Quantum-cascade lasers were developed by Capasso and others at Bell Labs in 1994. These lasers are compact and sturdy and can be built to emit light at any wavelength throughout the range of the spectrum called the mid-infrared. Ranging from 3 to 24 micrometers, this light is useful for identifying different chemicals because mid-infrared light causes molecules to resonate at identifiable frequencies. Quantum-cascade lasers are used for sensing small amounts of gases, particularly pollutants, at levels as low as one part per billion.

Crozier and Capasso created a sharper focus for preexisting quantum-cascade lasers by carving two tiny gold bars where the light is emitted. They lay down a thin layer of gold, then carve it away to leave two rectangular antennae, each about one micrometer across. When the laser emits light, an intense electric field forms in the gap between the gold antennae, concentrating the light into a beam the same width as the gap, about 100 nanometers. A microscope using such a laser would also have a resolution of about 100 nanometers.

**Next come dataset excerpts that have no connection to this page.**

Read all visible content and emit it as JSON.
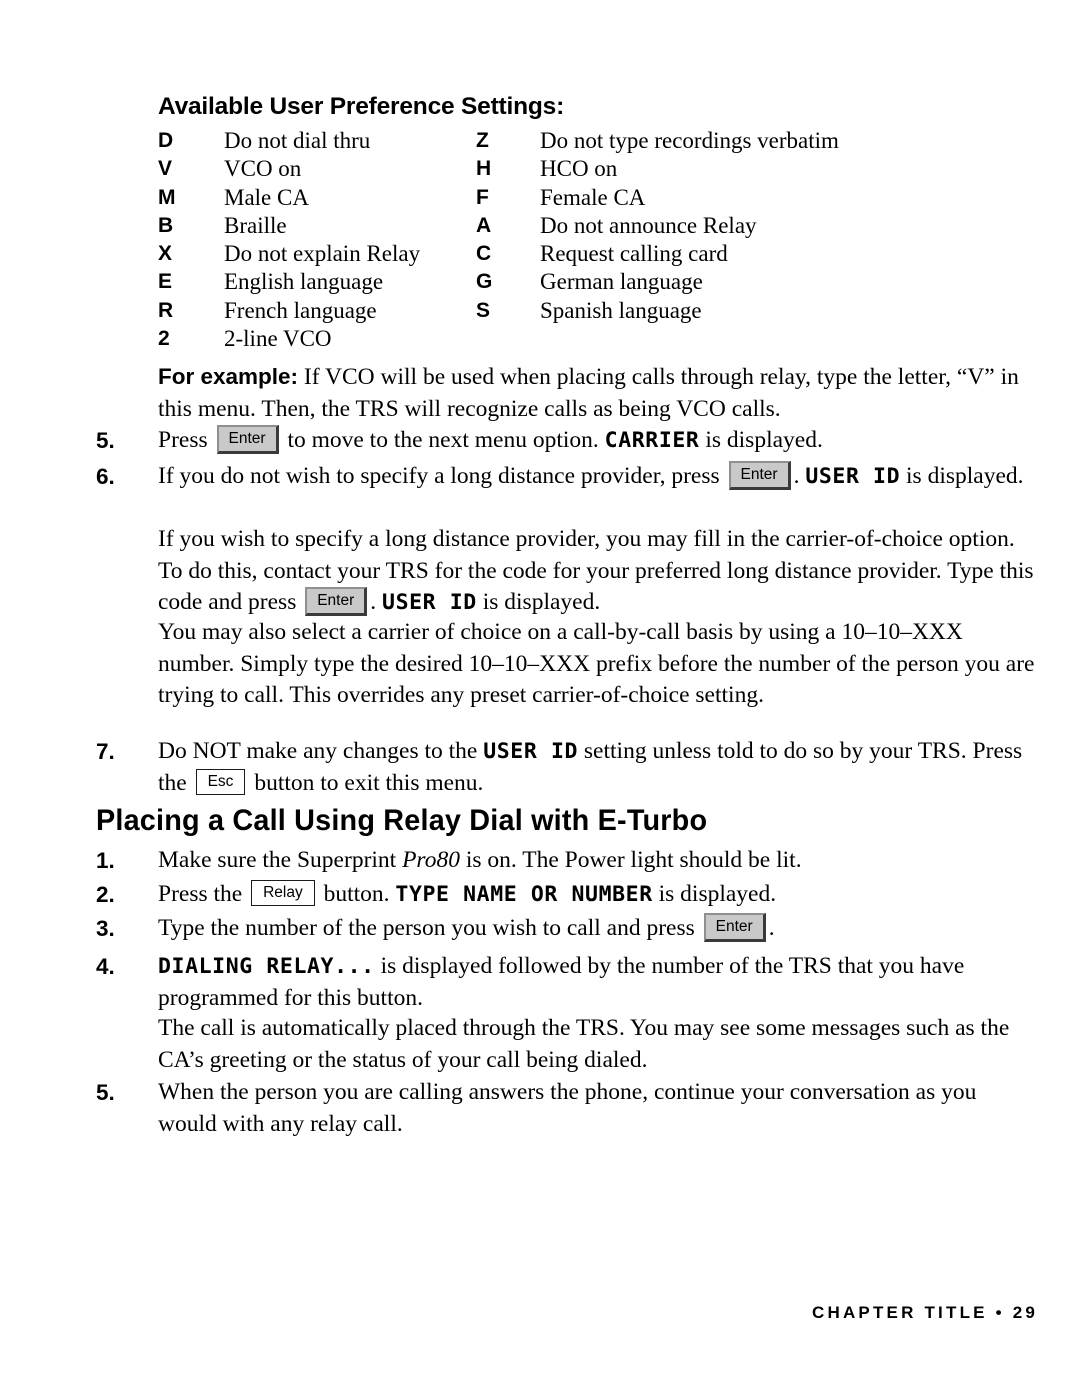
{
  "page": {
    "settings_title": "Available User Preference Settings:",
    "section_heading": "Placing a Call Using Relay Dial with E-Turbo",
    "footer": "CHAPTER TITLE • 29"
  },
  "preferences": {
    "column_a": [
      {
        "code": "D",
        "description": "Do not dial thru"
      },
      {
        "code": "V",
        "description": "VCO on"
      },
      {
        "code": "M",
        "description": "Male CA"
      },
      {
        "code": "B",
        "description": "Braille"
      },
      {
        "code": "X",
        "description": "Do not explain Relay"
      },
      {
        "code": "E",
        "description": "English language"
      },
      {
        "code": "R",
        "description": "French language"
      },
      {
        "code": "2",
        "description": "2-line VCO"
      }
    ],
    "column_b": [
      {
        "code": "Z",
        "description": "Do not type recordings verbatim"
      },
      {
        "code": "H",
        "description": "HCO on"
      },
      {
        "code": "F",
        "description": "Female CA"
      },
      {
        "code": "A",
        "description": "Do not announce Relay"
      },
      {
        "code": "C",
        "description": "Request calling card"
      },
      {
        "code": "G",
        "description": "German language"
      },
      {
        "code": "S",
        "description": "Spanish language"
      }
    ]
  },
  "example": {
    "lead": "For example:",
    "text": " If VCO will be used when placing calls through relay, type the letter, “V” in this menu. Then, the TRS will recognize calls as being VCO calls."
  },
  "steps_menu": {
    "step5": {
      "number": "5.",
      "text_before_key": "Press ",
      "key": "Enter",
      "text_after_key": " to move to the next menu option. ",
      "display": "CARRIER",
      "text_end": " is displayed."
    },
    "step6": {
      "number": "6.",
      "text_before_key": "If you do not wish to specify a long distance provider, press ",
      "key": "Enter",
      "text_after_key": ". ",
      "display": "USER ID",
      "text_end": " is displayed."
    },
    "para_carrier_choice": {
      "text_before_key": "If you wish to specify a long distance provider, you may fill in the carrier-of-choice option. To do this, contact your TRS for the code for your preferred long distance provider. Type this code and press ",
      "key": "Enter",
      "text_after_key": ". ",
      "display": "USER ID",
      "text_end": " is displayed."
    },
    "para_ten_ten": {
      "text": "You may also select a carrier of choice on a call-by-call basis by using a 10–10–XXX number. Simply type the desired 10–10–XXX prefix before the number of the person you are trying to call. This overrides any preset carrier-of-choice setting."
    },
    "step7": {
      "number": "7.",
      "text_before_display": "Do NOT make any changes to the ",
      "display": "USER ID",
      "text_after_display": " setting unless told to do so by your TRS. Press the ",
      "key": "Esc",
      "text_end": " button to exit this menu."
    }
  },
  "steps_relay": {
    "step1": {
      "number": "1.",
      "text_before_italic": "Make sure the Superprint ",
      "italic": "Pro80",
      "text_after_italic": " is on. The Power light should be lit."
    },
    "step2": {
      "number": "2.",
      "text_before_key": "Press the ",
      "key": "Relay",
      "text_after_key": " button. ",
      "display": "TYPE NAME OR NUMBER",
      "text_end": " is displayed."
    },
    "step3": {
      "number": "3.",
      "text_before_key": "Type the number of the person you wish to call and press ",
      "key": "Enter",
      "text_after_key": "."
    },
    "step4": {
      "number": "4.",
      "display": "DIALING RELAY...",
      "text_end": " is displayed followed by the number of the TRS that you have programmed for this button."
    },
    "para_auto_place": {
      "text": "The call is automatically placed through the TRS. You may see some messages such as the CA’s greeting or the status of your call being dialed."
    },
    "step5": {
      "number": "5.",
      "text": "When the person you are calling answers the phone, continue your conversation as you would with any relay call."
    }
  }
}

“An application where quantum-cascade lasers are currently not yet used is high-resolution imaging,” says Claire Gmachl, an electrical engineer at Princeton University who was involved in the development of quantum-cascade lasers at Bell Labs. Gmachl says that the technique shows the most promise for biological imaging at the cellular level. Microscopes using the new lasers should be able to detect, for example, changes in individual proteins on the surfaces of cells.

Using the optical antennae, says Crozier, the spot size of laser light is limited only by the gap between the gold bars. As nanofabrication techniques improve, it should be possible to make even higher-resolution optical microscopes.